Richard Louv is a nonfiction author and journalist. He has written 10 books which have been published in 24 countries. He was a columnist for The San Diego Union Tribune from 1984-2007, and he has been a columnist and member of the editorial advisory board for Parents magazine.
Louv is best known for his book, Last Child in the Woods: Saving Our Children From Nature-Deficit Disorder (published in 2005), which investigates the relationship of children and the natural world in current and historical contexts. Louv created the term “Nature-Deficit Disorder" to describe possible negative consequences to individual health and the social fabric as children move indoors and away from physical contact with the natural world. Louv cites research pointing to attention disorders, obesity, a dampening of creativity and depression as problems associated with a nature-deficient childhood. He is commonly credited with helping to inspire an international movement to reintroduce children to nature.

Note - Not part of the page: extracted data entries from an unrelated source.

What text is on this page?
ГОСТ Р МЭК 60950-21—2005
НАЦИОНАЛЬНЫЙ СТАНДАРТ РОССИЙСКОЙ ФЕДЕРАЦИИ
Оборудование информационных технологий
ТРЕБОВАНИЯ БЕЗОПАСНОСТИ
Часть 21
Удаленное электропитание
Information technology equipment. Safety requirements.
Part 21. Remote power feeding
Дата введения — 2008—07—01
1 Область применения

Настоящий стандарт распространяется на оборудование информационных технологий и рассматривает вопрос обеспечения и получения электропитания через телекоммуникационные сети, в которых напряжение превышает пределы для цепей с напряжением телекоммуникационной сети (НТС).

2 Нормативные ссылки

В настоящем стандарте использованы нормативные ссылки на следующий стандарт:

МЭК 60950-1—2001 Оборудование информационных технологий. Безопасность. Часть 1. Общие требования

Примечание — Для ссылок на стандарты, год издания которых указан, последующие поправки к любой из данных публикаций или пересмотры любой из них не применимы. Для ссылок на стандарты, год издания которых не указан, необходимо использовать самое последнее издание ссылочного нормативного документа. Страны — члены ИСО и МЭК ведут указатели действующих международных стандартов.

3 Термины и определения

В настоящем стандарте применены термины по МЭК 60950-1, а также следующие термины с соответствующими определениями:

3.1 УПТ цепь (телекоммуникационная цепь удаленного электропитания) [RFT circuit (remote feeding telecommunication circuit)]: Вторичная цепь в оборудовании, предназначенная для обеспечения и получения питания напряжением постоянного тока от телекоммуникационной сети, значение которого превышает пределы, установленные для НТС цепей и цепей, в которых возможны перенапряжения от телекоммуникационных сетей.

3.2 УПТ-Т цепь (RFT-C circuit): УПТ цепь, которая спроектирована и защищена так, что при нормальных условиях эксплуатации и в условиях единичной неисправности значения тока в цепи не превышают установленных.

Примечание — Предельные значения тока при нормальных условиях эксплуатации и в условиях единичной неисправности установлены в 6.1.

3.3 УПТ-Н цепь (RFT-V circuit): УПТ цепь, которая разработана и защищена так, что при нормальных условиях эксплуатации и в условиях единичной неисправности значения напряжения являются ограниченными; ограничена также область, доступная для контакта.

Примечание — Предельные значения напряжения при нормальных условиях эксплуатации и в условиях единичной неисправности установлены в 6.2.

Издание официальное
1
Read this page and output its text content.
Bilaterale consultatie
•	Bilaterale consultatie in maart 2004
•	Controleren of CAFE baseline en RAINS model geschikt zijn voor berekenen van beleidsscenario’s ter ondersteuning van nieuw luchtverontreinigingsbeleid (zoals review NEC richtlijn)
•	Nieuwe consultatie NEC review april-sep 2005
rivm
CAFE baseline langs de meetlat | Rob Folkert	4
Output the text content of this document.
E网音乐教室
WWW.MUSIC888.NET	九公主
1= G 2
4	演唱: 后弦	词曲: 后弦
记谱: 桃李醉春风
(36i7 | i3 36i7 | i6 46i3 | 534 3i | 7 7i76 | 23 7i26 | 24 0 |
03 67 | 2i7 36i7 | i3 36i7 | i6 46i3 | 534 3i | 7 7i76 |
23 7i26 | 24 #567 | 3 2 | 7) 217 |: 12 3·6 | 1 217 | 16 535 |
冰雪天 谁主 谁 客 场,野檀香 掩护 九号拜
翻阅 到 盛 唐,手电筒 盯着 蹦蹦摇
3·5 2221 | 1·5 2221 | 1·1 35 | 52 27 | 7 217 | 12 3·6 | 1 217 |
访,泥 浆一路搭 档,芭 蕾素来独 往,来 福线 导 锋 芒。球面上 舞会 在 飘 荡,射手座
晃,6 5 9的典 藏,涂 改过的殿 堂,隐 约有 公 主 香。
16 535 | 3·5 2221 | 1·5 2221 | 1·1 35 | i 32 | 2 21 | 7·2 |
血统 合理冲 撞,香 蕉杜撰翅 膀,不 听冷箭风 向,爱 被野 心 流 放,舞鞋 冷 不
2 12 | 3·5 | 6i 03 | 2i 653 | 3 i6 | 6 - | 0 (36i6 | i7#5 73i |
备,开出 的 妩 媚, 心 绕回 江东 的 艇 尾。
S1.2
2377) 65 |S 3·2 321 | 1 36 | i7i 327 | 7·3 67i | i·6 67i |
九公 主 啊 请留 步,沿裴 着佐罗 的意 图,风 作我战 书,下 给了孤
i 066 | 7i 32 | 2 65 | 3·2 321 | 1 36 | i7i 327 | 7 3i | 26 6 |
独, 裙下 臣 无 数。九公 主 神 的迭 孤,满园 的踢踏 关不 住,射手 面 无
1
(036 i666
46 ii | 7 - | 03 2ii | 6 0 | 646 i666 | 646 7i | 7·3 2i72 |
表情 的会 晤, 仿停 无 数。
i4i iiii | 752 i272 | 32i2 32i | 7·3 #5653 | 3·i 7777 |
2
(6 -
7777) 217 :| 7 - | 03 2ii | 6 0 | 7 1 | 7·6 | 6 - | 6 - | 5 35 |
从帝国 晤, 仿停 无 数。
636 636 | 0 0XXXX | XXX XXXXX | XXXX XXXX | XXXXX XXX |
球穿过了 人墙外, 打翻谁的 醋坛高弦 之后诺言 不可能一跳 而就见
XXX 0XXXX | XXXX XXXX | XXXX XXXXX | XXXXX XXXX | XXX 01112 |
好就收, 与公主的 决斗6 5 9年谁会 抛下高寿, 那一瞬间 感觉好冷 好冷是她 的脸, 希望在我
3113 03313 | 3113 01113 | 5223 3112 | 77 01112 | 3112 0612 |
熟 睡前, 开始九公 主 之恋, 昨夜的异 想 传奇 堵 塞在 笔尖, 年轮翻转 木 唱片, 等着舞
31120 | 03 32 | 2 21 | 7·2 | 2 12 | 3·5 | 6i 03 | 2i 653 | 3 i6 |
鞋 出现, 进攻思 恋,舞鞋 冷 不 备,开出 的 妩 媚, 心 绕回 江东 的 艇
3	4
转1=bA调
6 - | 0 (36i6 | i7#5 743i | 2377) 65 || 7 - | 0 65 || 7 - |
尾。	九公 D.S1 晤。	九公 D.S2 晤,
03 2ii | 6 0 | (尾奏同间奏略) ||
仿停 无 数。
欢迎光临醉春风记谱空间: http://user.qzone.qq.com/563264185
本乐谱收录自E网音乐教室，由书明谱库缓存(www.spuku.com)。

Louv is co-founder and Chairman Emeritus of the Children & Nature Network, an organization helping build the movement. He is directing the prize money to the Children & Nature Network for its work connecting children, their families and communities to nature. Sarah Milligan-Toffler, Executive Director of the Children & Nature Network, joined Louv in Cincinnati for the award presentation.
In 2008, Louv was awarded the Audubon Medal, presented by the National Audubon Society. Prior recipients have included Rachel Carson, E. O. Wilson and President Jimmy Carter. Among other awards, Louv is also the recipient of the Cox Award for 2007, Clemson University’s highest honor, for “sustained achievement in public service.”
Louv’s most recent book, Our Wild Calling, was released on November 5, 2019. Redefining the future of human-animal coexistence, Our Wild Calling explores these powerful and mysterious bonds and how they can transform our mental, physical, and spiritual lives, serve as an antidote to the growing epidemic of human loneliness, and help us tap into the empathy required to preserve life on Earth. Our Wild Calling makes the case for protecting, promoting, and creating a sustainable and shared habitat for all creatures—not out of fear, but out of love. Transformative and inspiring, this book points us toward what we all long for in the age of technology: real connection.